O liberal deve chamar as forças que se opõem ao populismo a concentrar seus esforços na defesa da hiper-globalização, que poderiam se revelar potencialmente desastrosas para a esquerda política. Embora não negue o potencial aumentado para o conflito, um projeto político progressista deve acolher uma ordem mundial multipolar e concentrar-se na luta pela democracia, revigorando seu potencial para uma sociedade mais igualitária e solidária. Além de fortalecer a participação democrática, defender os direitos humanos e ampliar a inclusão social e a equidade, isso envolverá uma regulação mais rigorosa da hiper-globalização. Em certas áreas, parece justificada a desglobalização parcial e a re-regionalização das atividades econômicas, respectivamente, por exemplo no setor financeiro, na agricultura ou em serviços públicos. Em contraste com o populismo de direita, tal projeto seria, portanto, um princípio com respeito à democracia, instrumental com respeito à globalização e realista com respeito à prevalência pro tempore do estado-nação.

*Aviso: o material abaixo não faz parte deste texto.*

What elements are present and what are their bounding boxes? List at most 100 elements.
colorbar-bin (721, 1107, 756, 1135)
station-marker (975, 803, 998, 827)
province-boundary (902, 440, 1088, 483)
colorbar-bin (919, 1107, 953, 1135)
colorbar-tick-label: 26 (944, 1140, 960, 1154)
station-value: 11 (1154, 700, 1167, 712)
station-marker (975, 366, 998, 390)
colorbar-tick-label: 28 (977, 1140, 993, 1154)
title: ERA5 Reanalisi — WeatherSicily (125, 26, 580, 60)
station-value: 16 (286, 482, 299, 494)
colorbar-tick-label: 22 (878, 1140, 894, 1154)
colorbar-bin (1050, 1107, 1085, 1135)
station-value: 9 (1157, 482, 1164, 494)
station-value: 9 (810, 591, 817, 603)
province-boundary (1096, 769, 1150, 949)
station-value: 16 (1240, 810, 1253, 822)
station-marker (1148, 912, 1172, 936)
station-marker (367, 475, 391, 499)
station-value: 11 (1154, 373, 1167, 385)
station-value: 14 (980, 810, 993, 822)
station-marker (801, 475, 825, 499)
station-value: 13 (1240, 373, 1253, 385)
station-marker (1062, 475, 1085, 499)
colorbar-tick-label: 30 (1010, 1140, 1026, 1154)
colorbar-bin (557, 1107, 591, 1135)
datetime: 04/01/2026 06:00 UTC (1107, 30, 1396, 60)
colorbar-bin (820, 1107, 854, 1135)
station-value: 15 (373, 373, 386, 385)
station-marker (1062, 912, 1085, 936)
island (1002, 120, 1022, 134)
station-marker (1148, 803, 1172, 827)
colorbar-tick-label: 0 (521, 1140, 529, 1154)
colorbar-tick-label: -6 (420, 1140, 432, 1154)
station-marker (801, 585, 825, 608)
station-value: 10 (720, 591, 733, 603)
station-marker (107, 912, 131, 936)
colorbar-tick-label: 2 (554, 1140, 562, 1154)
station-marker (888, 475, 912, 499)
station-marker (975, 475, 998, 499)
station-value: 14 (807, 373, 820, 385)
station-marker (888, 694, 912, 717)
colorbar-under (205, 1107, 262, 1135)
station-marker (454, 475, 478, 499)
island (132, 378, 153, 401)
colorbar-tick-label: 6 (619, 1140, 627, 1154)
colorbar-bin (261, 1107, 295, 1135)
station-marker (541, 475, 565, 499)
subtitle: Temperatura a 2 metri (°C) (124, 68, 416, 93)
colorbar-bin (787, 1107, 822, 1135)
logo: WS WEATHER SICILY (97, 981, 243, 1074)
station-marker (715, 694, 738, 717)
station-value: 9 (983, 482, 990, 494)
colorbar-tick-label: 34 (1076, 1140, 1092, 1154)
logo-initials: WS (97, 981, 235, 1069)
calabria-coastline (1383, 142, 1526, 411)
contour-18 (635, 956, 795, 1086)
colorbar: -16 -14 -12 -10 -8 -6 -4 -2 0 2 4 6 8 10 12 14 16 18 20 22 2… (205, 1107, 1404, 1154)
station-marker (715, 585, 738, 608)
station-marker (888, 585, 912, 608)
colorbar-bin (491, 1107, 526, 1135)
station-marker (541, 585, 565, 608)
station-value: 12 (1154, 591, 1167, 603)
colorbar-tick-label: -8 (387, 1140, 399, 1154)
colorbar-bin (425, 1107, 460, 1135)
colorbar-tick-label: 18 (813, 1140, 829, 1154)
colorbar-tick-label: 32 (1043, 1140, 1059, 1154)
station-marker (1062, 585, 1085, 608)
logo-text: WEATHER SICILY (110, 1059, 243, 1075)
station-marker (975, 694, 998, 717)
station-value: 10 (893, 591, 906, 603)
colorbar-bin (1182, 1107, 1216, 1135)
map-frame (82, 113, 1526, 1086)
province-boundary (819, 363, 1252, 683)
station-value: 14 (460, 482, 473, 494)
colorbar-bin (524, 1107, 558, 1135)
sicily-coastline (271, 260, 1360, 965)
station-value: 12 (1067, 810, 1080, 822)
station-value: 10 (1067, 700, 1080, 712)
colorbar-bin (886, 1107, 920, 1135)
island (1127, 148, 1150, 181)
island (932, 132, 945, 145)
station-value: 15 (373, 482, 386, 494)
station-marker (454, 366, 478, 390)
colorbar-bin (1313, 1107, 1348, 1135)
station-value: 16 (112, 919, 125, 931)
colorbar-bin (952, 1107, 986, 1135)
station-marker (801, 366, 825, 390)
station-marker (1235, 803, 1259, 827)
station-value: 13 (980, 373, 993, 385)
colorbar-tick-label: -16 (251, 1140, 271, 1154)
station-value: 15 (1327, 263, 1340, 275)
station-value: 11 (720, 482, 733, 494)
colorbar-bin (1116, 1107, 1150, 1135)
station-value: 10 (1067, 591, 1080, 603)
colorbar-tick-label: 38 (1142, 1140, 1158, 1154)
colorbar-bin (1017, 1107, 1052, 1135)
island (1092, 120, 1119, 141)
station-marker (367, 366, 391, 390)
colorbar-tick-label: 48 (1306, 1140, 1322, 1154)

Werner Raza é Chefe da ÖFSE desde Outubro de 2010. Um economista centrado na sua investigação sobre Comércio Internacional e Desenvolvimento, lecionou em várias universidades e faculdades na Áustria e no estrangeiro. Além disso, o Sr. Raza tem sido membro de vários comitês consultivos nas áreas de promoção de comércio exterior, finanças de desenvolvimento e política de desenvolvimento.